Kentucky Attorney General Daniel Cameron (R) is leading 17 states in the filing of an amicus brief before the U.S. Supreme Court in support of an Indiana law that requires parents to be informed when their child is granted court approval for an abortion without their consent.

WDRB reported Cameron argues in the brief for Box v. Planned Parenthood of Indiana and Kentucky that states have an interest in protecting minors who are considering having an abortion.

As Breitbart News reported on January 2, Indiana Attorney General Curtis Hill (R) asked the U.S. Supreme Court to uphold a measure signed into law in 2017, but never enacted, that requires parents to be notified when a minor who is granted court approval for an abortion, is about to have the procedure.

“Nothing in the U.S. Constitution prohibits Indiana from requiring parental notification when an unemancipated minor is getting an abortion,” Hill said in a press statement. “Even to get a tattoo, a minor in Indiana needs parental permission. Quite simply, parents have rights and responsibilities in the care and upbringing of a child.”

The law specifically pertains to minors who have already received an exemption from a juvenile court allowing them to have an abortion without parental permission. Under the law, parental notice would still be required, except when the court indicates the child lives with abusive family members or some other reason that would be against the best interests of the child.

“An abortion is a medical procedure that could have implications for a child’s future treatment,” Hill said. “It’s an event that could bear on a child’s emotional needs and mental health, and it’s an event that parents need to know about in order to provide nurturing care and guidance.”

The ACLU, however, challenged the law on behalf of Planned Parenthood shortly after it passed and just before it was about to be enacted.

ACLU attorney Ken Falk argued the law “would impose an undue burden on the recognized constitutional right of young women to obtain an abortion.”

A preliminary injunction against the enforcement of the law by a three-judge panel of the Seventh Circuit U.S. Court of Appeals is still in place and the court declined the state’s petition for a rehearing of the matter by the full court.

“It is better to send this dispute on its way to the only institution that can give an authoritative answer,” wrote Judge Frank Easterbrook of the Seventh Circuit, an appointee of President Ronald Reagan.

Citing the issue of a “tangled web of case law,” Hill said, “When even the most experienced and distinguished members of the federal judiciary throw up their hands in confused frustration, it is time for our nation’s highest court to issue guidance.”

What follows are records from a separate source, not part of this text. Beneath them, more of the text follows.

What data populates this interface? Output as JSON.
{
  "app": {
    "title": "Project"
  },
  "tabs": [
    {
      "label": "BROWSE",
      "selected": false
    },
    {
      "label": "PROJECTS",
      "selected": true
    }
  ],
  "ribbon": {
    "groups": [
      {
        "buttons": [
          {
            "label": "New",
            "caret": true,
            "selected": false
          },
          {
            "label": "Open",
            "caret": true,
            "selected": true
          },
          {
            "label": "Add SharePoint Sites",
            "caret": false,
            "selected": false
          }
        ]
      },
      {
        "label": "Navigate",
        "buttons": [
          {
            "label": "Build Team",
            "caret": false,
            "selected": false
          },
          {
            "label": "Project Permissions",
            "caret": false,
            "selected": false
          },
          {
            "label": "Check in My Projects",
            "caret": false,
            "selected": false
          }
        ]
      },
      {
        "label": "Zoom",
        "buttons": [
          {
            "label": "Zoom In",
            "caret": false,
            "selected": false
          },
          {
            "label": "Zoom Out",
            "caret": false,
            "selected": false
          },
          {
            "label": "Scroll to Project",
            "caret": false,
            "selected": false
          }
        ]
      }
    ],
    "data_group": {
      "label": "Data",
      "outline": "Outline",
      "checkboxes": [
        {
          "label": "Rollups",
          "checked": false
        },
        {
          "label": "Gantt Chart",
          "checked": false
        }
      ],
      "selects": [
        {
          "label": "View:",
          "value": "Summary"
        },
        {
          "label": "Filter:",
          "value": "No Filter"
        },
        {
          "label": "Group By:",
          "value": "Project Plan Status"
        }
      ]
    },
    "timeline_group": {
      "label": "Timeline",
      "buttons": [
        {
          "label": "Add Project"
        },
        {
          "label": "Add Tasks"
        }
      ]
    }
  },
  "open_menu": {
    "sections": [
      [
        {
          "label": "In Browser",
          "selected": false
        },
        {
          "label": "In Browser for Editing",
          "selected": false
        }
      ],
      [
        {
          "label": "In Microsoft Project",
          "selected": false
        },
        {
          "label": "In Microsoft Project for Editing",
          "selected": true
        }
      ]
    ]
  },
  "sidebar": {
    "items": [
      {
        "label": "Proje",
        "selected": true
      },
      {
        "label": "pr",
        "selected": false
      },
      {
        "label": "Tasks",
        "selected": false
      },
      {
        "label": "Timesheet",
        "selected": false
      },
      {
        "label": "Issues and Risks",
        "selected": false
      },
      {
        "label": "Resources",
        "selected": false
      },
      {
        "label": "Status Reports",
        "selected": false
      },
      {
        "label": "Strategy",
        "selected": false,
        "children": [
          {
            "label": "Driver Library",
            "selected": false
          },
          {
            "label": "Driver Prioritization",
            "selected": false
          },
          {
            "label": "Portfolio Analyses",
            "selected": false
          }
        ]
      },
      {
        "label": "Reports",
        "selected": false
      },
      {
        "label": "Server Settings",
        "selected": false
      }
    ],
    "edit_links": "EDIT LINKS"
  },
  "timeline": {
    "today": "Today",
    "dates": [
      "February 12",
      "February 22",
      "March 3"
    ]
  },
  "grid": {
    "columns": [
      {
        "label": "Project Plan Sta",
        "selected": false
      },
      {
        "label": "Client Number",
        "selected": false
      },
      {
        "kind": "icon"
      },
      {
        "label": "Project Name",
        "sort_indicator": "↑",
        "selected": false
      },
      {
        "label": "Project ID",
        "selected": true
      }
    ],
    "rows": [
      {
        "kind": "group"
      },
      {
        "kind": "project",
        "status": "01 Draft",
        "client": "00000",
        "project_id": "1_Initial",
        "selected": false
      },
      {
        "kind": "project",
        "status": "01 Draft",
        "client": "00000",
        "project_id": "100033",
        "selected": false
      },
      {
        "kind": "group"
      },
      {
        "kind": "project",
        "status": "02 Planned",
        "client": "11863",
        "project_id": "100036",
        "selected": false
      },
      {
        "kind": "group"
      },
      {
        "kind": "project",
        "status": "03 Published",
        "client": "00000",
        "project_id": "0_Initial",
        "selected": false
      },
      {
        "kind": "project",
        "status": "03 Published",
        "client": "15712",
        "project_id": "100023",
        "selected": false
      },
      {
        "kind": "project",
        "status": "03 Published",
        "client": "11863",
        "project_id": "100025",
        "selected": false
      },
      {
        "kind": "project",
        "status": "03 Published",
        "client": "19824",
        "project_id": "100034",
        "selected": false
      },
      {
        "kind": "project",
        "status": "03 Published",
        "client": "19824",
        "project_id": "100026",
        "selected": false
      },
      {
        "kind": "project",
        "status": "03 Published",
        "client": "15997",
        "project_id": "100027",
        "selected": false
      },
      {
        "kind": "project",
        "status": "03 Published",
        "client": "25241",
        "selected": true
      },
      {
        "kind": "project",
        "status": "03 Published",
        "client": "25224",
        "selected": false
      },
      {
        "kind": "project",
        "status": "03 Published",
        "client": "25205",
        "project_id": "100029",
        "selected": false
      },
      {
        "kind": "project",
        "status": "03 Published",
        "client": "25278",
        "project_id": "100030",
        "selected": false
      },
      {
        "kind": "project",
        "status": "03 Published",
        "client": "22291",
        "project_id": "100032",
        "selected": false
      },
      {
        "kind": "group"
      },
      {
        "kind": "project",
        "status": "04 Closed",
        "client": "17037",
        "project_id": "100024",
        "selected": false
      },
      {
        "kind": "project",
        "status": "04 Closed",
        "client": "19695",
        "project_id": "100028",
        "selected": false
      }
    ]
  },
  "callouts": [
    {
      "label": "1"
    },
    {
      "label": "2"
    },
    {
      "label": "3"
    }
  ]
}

Cameron has been leading and joining other amicus briefs in support of pro-life legislation since he was sworn in as Kentucky’s top law enforcement official.

On January 23, Cameron’s office announced the attorney general would be joining Indiana and 16 other states in an amicus brief that asks the U.S. Sixth Circuit Court of Appeals to uphold an Ohio law banning abortions sought because of a pre-natal diagnosis of Down syndrome. The entire Sixth Circuit agreed to rehear the case after a three-judge panel threw out Ohio’s law.

“Every life has value, and we cannot allow abortion to pre-determine the characteristics of an entire generation,” Cameron said in a press statement. “The passage of HB 5 last year made it clear that Kentucky will not stand for discriminatory abortions, and we have a duty to assist other states in their defense of similar laws.”

Also this month, Cameron led 17 states in filing an amicus brief before the U.S. Supreme Court that supports Indiana in another abortion-related case.

The U.S. Court of Appeals for the Seventh Circuit ordered Indiana to issue a license to abortion provider Whole Woman’s Health Alliance, after the state initially denied the license.

Cameron’s brief stresses that only states can issue licenses to abortion providers, not federal courts.

Cameron said in a press statement:

States should not be forced by the federal courts to issue state licenses. The Seventh Circuit’s decision endangers our system of federalism and sets a precedent that threatens the sovereignty of states and the safety and well-being of citizens. While our federal courts may determine if the process used by a state to issue or deny a license is constitutional, we do not believe they can order a state agency to license an abortion clinic.

Cameron also joined 20 states in an amicus brief before the Supreme Court in June Medical Services, LLC v. Gee, a case that centers on a Louisiana law that requires abortionists to have admitting privileges at nearby hospitals in the event of an emergency or complication that arises from the abortion.

The Supreme Court will hear that case in March.

“We cannot allow the self-interested motives of abortion providers and facilities to dictate the circumstances under which abortion procedures are performed,” said Cameron in a statement. “If Louisiana’s commonsense law is overturned, it will set a dangerous precedent that allows the very industry that profits from abortions to now regulate abortions and determine what is safe for pregnant women.”

Cameron has served as legal counsel to Senate Majority Leader Mitch McConnell (R-KY) by directing the confirmation process for conservative federal judges, including current Supreme Court Justice Neil Gorsuch.

In November, Cameron received the endorsement of President Donald Trump.

“A star is born,” Trump said when Cameron appeared with him at a rally in Kentucky just prior to Election Day.